Making either one would have meant that what turned out to be the game-ending kick would only have forced overtime. Come to think of it, kicking both extra points would have meant the same.

And it all went awry anyway, when Utah went 75 yards on 11 plays in the final 1:46, helped by two reviewed plays, three timeouts and three penalties, including a targeting penalty on Bear Alexander at the end of a third-and-9 play that moved the ball from the Utes’ 26 to their 49. The other key play was a 26-yard rush by Barnes on second-and-15 with 16 seconds left to get the ball to the Trojans 19, well within Becker’s range.

“It comes down to little things here and there, and we haven’t quite played clean enough here in the last couple of weeks to take advantage of it,” Riley said. “We have played very hard, and the guys really sold out. We got a lot better this week at practice, and our fight cannot be questioned.”

But it’s obvious that this has not been a well-oiled Trojan machine in recent weeks, with the second-half defensive collapse at Colorado, the far more difficult than necessary overtime win over Arizona, last week’s debacle at Notre Dame and Saturday night’s soul-crushing loss to the Utes. Even Williams, last year’s Heisman Trophy winner, hasn’t quite seemed himself lately.
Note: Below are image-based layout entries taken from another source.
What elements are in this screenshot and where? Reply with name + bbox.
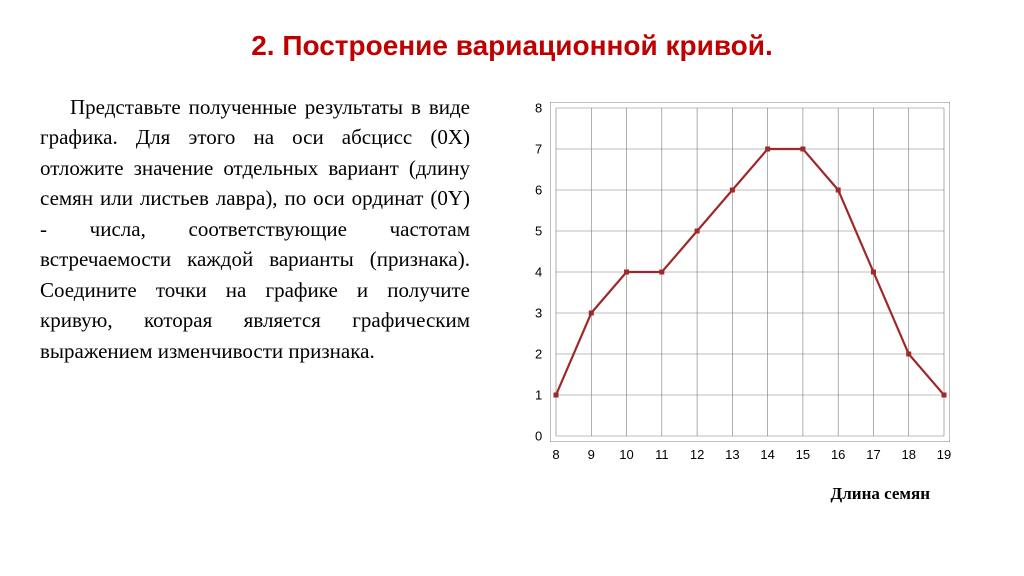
ytick-label: 1 [535, 388, 542, 403]
xtick-label: 13 [725, 447, 739, 462]
ytick-label: 7 [535, 142, 542, 157]
xtick-label: 15 [796, 447, 810, 462]
xtick-label: 11 [655, 447, 669, 462]
xtick-label: 14 [760, 447, 774, 462]
chart-xlabel: Длина семян [831, 484, 930, 504]
paragraph-text: Представьте полученные результаты в виде… [40, 92, 470, 366]
xtick-label: 18 [901, 447, 915, 462]
xtick-label: 17 [866, 447, 880, 462]
xtick-label: 19 [937, 447, 951, 462]
ytick-label: 2 [535, 347, 542, 362]
ytick-label: 8 [535, 101, 542, 116]
plot-area [550, 102, 950, 442]
ytick-label: 5 [535, 224, 542, 239]
variation-curve-chart: Частота встречаемости признака 012345678… [490, 92, 970, 502]
ytick-label: 6 [535, 183, 542, 198]
description-text: Представьте полученные результаты в виде… [40, 92, 470, 366]
xtick-label: 10 [619, 447, 633, 462]
xtick-label: 8 [552, 447, 559, 462]
chart-svg [550, 102, 950, 442]
ytick-label: 3 [535, 306, 542, 321]
content-row: Представьте полученные результаты в виде… [40, 92, 984, 502]
ytick-label: 4 [535, 265, 542, 280]
ytick-label: 0 [535, 429, 542, 444]
xtick-label: 9 [588, 447, 595, 462]
xtick-label: 12 [690, 447, 704, 462]
xtick-label: 16 [831, 447, 845, 462]
page-title: 2. Построение вариационной кривой. [40, 30, 984, 62]
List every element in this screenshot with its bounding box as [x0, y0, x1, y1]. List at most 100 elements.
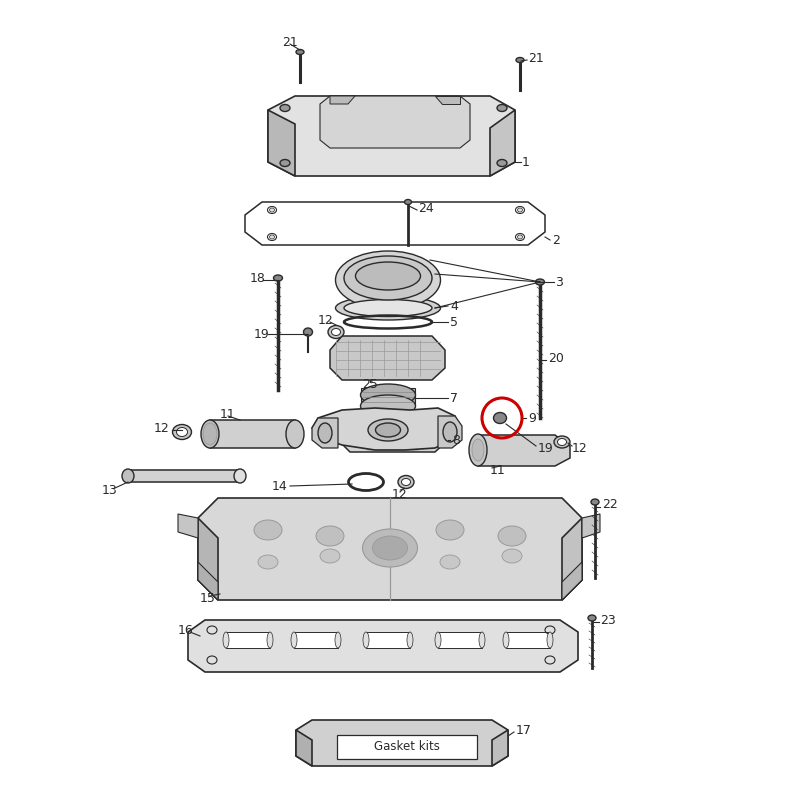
Polygon shape: [178, 514, 198, 538]
Text: 1: 1: [522, 155, 530, 169]
Text: 9: 9: [528, 411, 536, 425]
Polygon shape: [582, 514, 600, 538]
Polygon shape: [210, 420, 295, 448]
Polygon shape: [128, 470, 240, 482]
Polygon shape: [294, 632, 338, 648]
Polygon shape: [562, 562, 582, 600]
Polygon shape: [268, 110, 295, 176]
Ellipse shape: [270, 235, 274, 239]
Ellipse shape: [402, 478, 410, 486]
Polygon shape: [338, 415, 448, 452]
Ellipse shape: [254, 520, 282, 540]
Ellipse shape: [469, 434, 487, 466]
Ellipse shape: [280, 105, 290, 111]
Ellipse shape: [497, 105, 507, 111]
Ellipse shape: [502, 549, 522, 563]
Text: 15: 15: [200, 591, 216, 605]
Polygon shape: [188, 620, 578, 672]
Text: 19: 19: [254, 327, 270, 341]
Text: 8: 8: [452, 434, 460, 446]
Ellipse shape: [407, 632, 413, 648]
Ellipse shape: [472, 439, 484, 461]
Text: 12: 12: [318, 314, 334, 326]
Polygon shape: [438, 632, 482, 648]
Ellipse shape: [318, 423, 332, 443]
Ellipse shape: [234, 469, 246, 483]
Text: 12: 12: [392, 487, 408, 501]
Text: 14: 14: [272, 479, 288, 493]
Ellipse shape: [286, 420, 304, 448]
Ellipse shape: [122, 469, 134, 483]
Ellipse shape: [591, 499, 599, 505]
Polygon shape: [268, 96, 515, 176]
Ellipse shape: [368, 419, 408, 441]
Text: 5: 5: [450, 315, 458, 329]
Text: 21: 21: [282, 35, 298, 49]
Ellipse shape: [498, 526, 526, 546]
Polygon shape: [198, 562, 218, 600]
Ellipse shape: [479, 632, 485, 648]
Ellipse shape: [258, 555, 278, 569]
Polygon shape: [435, 96, 460, 104]
Ellipse shape: [331, 329, 341, 335]
Ellipse shape: [344, 256, 432, 300]
Text: 21: 21: [528, 51, 544, 65]
Ellipse shape: [316, 526, 344, 546]
Ellipse shape: [291, 632, 297, 648]
Text: 12: 12: [154, 422, 170, 434]
Ellipse shape: [363, 632, 369, 648]
Text: 23: 23: [600, 614, 616, 626]
Ellipse shape: [494, 413, 506, 423]
Ellipse shape: [518, 235, 522, 239]
Ellipse shape: [355, 262, 421, 290]
Polygon shape: [330, 96, 355, 104]
Ellipse shape: [516, 58, 524, 62]
Ellipse shape: [361, 384, 415, 406]
Ellipse shape: [362, 529, 418, 567]
Ellipse shape: [375, 423, 401, 437]
Polygon shape: [506, 632, 550, 648]
Text: Gasket kits: Gasket kits: [374, 741, 440, 754]
Polygon shape: [312, 408, 460, 450]
Ellipse shape: [398, 475, 414, 489]
Polygon shape: [226, 632, 270, 648]
Text: 13: 13: [102, 483, 118, 497]
Ellipse shape: [270, 208, 274, 212]
Ellipse shape: [436, 520, 464, 540]
Polygon shape: [490, 110, 515, 176]
Polygon shape: [438, 416, 462, 448]
Ellipse shape: [335, 251, 441, 309]
Ellipse shape: [588, 615, 596, 621]
Polygon shape: [492, 730, 508, 766]
Ellipse shape: [344, 299, 432, 317]
Ellipse shape: [328, 326, 344, 338]
Polygon shape: [198, 498, 582, 600]
Ellipse shape: [335, 632, 341, 648]
Text: 19: 19: [538, 442, 554, 454]
Ellipse shape: [320, 549, 340, 563]
Text: 4: 4: [450, 299, 458, 313]
Polygon shape: [312, 418, 338, 448]
Ellipse shape: [435, 632, 441, 648]
Ellipse shape: [280, 159, 290, 166]
Ellipse shape: [443, 422, 457, 442]
Polygon shape: [562, 518, 582, 600]
Ellipse shape: [535, 279, 545, 285]
Ellipse shape: [267, 632, 273, 648]
Text: 11: 11: [220, 407, 236, 421]
Ellipse shape: [177, 427, 187, 437]
Ellipse shape: [303, 328, 313, 336]
Text: 17: 17: [516, 723, 532, 737]
Ellipse shape: [173, 425, 191, 439]
Text: 11: 11: [490, 463, 506, 477]
Text: 20: 20: [548, 351, 564, 365]
Text: 2: 2: [552, 234, 560, 246]
Polygon shape: [366, 632, 410, 648]
Ellipse shape: [554, 436, 570, 448]
Text: 24: 24: [418, 202, 434, 214]
Ellipse shape: [201, 420, 219, 448]
Ellipse shape: [547, 632, 553, 648]
FancyBboxPatch shape: [337, 735, 477, 759]
Ellipse shape: [440, 555, 460, 569]
Text: 25: 25: [362, 378, 378, 390]
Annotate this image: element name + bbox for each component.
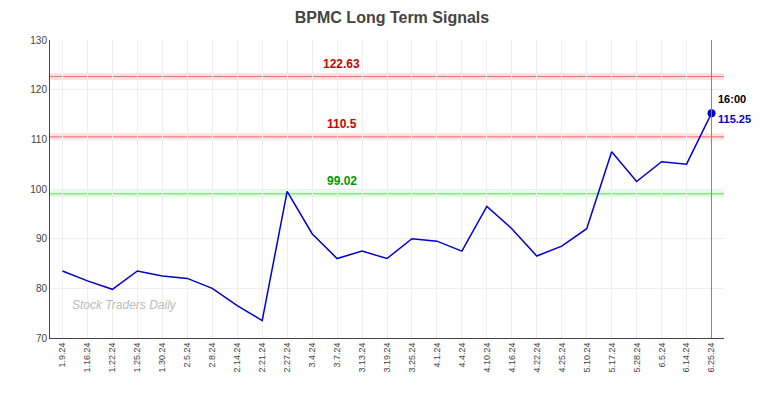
svg-text:16:00: 16:00 [718, 93, 746, 105]
svg-text:3.25.24: 3.25.24 [407, 343, 417, 373]
svg-text:80: 80 [36, 283, 48, 294]
svg-text:6.14.24: 6.14.24 [681, 343, 691, 373]
svg-text:1.22.24: 1.22.24 [107, 343, 117, 373]
svg-text:90: 90 [36, 233, 48, 244]
svg-text:3.4.24: 3.4.24 [307, 343, 317, 368]
svg-text:4.25.24: 4.25.24 [557, 343, 567, 373]
svg-text:6.25.24: 6.25.24 [706, 343, 716, 373]
svg-text:99.02: 99.02 [327, 174, 357, 188]
svg-text:2.27.24: 2.27.24 [282, 343, 292, 373]
svg-text:110: 110 [31, 134, 47, 145]
svg-text:BPMC Long Term Signals: BPMC Long Term Signals [295, 9, 489, 26]
svg-text:1.16.24: 1.16.24 [82, 343, 92, 373]
svg-text:2.8.24: 2.8.24 [207, 343, 217, 368]
svg-text:Stock Traders Daily: Stock Traders Daily [72, 298, 177, 312]
svg-text:2.14.24: 2.14.24 [232, 343, 242, 373]
svg-text:4.16.24: 4.16.24 [507, 343, 517, 373]
svg-text:2.21.24: 2.21.24 [257, 343, 267, 373]
svg-text:130: 130 [30, 35, 47, 46]
svg-text:1.9.24: 1.9.24 [57, 343, 67, 368]
svg-text:70: 70 [36, 333, 48, 344]
svg-text:2.5.24: 2.5.24 [182, 343, 192, 368]
svg-text:5.10.24: 5.10.24 [582, 343, 592, 373]
svg-text:110.5: 110.5 [327, 117, 357, 131]
svg-text:5.28.24: 5.28.24 [632, 343, 642, 373]
svg-text:4.1.24: 4.1.24 [432, 343, 442, 368]
svg-text:5.17.24: 5.17.24 [607, 343, 617, 373]
svg-text:6.5.24: 6.5.24 [657, 343, 667, 368]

Maybe it’s an aftereffect of the Trojans’ major use of the transfer portal. Maybe the coaching staff isn’t quite getting through to these players the way it did initially. And maybe those distractions – self-inflicted and otherwise – have taken a toll. But something seems off.

Riley can say all he wants about practicing well, but the proof comes on the field – and on the scoreboard – on game day. And right now, harsh as it might sound, these Trojans don’t seem that much more disciplined than those of the Clay Helton era.